Alternative Dispute Resolution … When to Use Mediation and Arbitration

Alternative dispute resolution (ADR) can be an effective way to reduce the time, expense and stress of resolving professional liability disputes when used thoughtfully and in appropriate circumstances. When used appropriately, mediation and arbitration are forms of ADR that can significantly reduce the cost and the emotional roller-coaster ride of disputes. The major distinction between these two ADR solutions is the degree of control the disputing parties have over the outcome. Mediation uses a neutral evaluator to assist the parties voluntarily resolve their dispute, whereas in arbitration, the neutral evaluator assesses both sides’ positions and makes a determination that is binding on each party.

Consider the following step-by-step approach when incorporating mediation and arbitration as part of your risk management:
  • When to use mediation and arbitration:

    • Mediation for all disputes: Claims experience has shown that mediation is often an effective tool in many professional liability disputes and engagements. It can lead to quicker resolutions of small matters and is often a productive tool in furthering settlement efforts in large claims. CAMICO therefore recommends mediation for all disputes and engagements.

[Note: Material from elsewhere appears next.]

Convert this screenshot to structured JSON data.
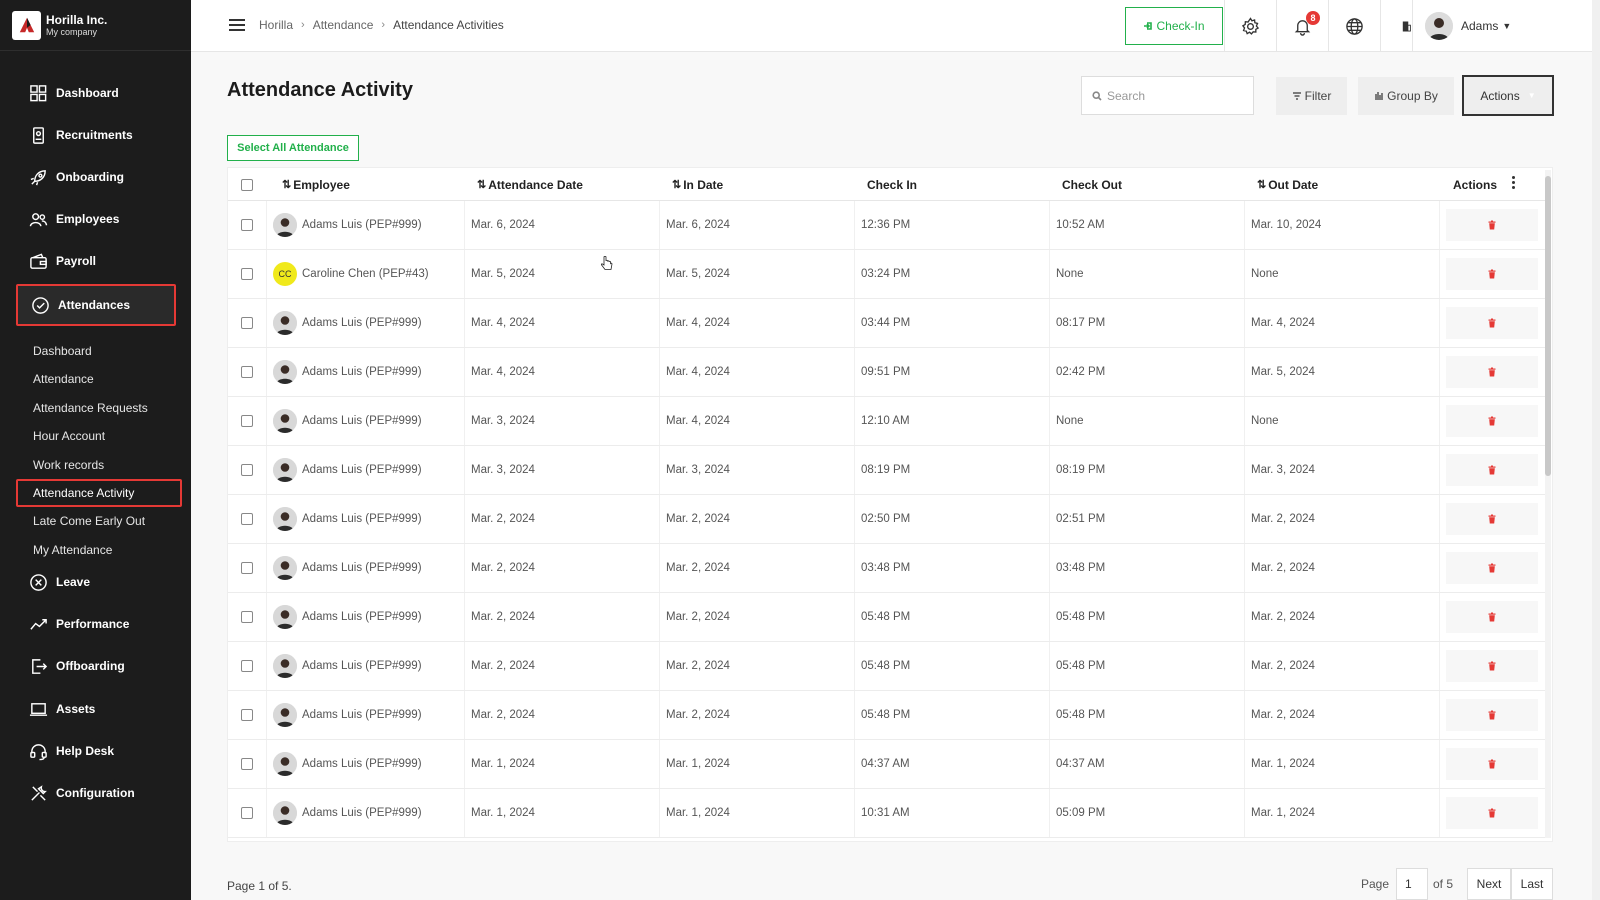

    • Binding Arbitration for fee disputes only: Claims experience indicates that binding arbitration is advantageous to CPAs in successfully resolving disputes over fees, but it is NOT advantageous (and often disadvantageous) to CPAs in high-dollar, complex accounting professional liability disputes, especially attest engagements involving banks and other third parties. Why? Because the best defenses (lack of reliance, lack of causation) available to CPAs often require extensive discovery, which is usually curtailed in arbitration.

    • Consequently, CAMICO has found that binding arbitration for all disputes often exposes firms to substantially greater risk. Best practice is to NOT give up your ability to litigate disputes that could be significant in nature and to limit the use of binding arbitration to fee disputes only.

  • Establish an understanding with the client regarding how disputes will be handled. Don’t assume that conflicts will never happen to you. Addressing this topic on a pre-dispute basis is a proactive step toward open dialogue. Document the terms of a pre-dispute agreement in your engagement letter. In some states, ADR is only effective if stipulated as part of an engagement letter or a separate contract signed by the client.

The goal of this step-by-step approach is to encourage a collaborative resolution to disputes. You should confirm with your legal counsel, as appropriate, the applicability of ADR in your state.